Ian Plimer has had a distinguished career in academia, presently holding the position of Professor of Mining Geology at the University of Adelaide and Emeritus Professor of Earth Sciences at the University of Melbourne, where he was Professor and Head from 1991-2005.
At almost 500 pages (and 2311 footnotes), Plimer takes the reader through a geological and environmental history of the planet. His recounting of geological history is linked closely to human societal trends, where he makes the close link between climate and the relative successes and failures of human society. He asserts that periods when the climate was "warm" were ultimately positive for societies, with colder periods linked to population declines, wars and, in some cases, extinction of whole civilisations.
Plimer argues that climate change is not occurring, or at least that any climate change that is occurring is not directly attributable to man. He argues that the climate today is in fact "cooler" than in more recent periods, such as the times when the Roman Empire was emerging and was at its cultural and economic peak.

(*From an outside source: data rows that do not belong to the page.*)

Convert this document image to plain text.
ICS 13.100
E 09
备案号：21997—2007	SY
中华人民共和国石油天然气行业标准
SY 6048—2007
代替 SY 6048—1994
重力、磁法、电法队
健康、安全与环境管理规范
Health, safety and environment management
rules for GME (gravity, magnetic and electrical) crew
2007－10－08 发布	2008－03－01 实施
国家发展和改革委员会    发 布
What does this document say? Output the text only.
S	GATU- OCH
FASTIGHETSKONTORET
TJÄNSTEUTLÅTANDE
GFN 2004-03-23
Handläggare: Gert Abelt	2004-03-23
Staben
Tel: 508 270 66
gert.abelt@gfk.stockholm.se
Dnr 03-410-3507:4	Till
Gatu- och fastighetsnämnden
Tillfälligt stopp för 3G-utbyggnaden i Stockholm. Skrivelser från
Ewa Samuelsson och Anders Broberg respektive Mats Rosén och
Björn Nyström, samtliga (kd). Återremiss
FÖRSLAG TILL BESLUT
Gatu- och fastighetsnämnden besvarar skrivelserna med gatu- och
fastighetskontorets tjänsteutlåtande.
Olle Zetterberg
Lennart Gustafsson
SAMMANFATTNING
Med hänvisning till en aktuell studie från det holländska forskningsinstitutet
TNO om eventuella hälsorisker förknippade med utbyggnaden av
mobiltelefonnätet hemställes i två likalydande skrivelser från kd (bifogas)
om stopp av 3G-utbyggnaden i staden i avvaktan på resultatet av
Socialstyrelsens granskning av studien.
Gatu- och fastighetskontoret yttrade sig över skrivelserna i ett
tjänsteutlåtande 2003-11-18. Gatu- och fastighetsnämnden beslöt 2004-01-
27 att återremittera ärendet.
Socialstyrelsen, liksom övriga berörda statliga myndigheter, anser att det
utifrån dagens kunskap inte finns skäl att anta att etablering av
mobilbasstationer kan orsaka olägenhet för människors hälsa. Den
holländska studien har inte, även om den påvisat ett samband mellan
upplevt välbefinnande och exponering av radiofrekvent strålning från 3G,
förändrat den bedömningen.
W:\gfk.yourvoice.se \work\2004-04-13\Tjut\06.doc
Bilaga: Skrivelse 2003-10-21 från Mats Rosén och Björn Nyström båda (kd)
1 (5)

Plimer sets out a convincing but self-evidently controversial argument, attacking declarations about carbon pollution and carbon dioxide emissions, the evidence presented in the UN's IPCC reports and the questionable benefits of emission-trading and carbon reductions systems. His argument centres on climate being far more sophisticated and complex than some have asserted. He argues that looking at atmospheric climate alone, without proper consideration of the entire environmental system, is flawed.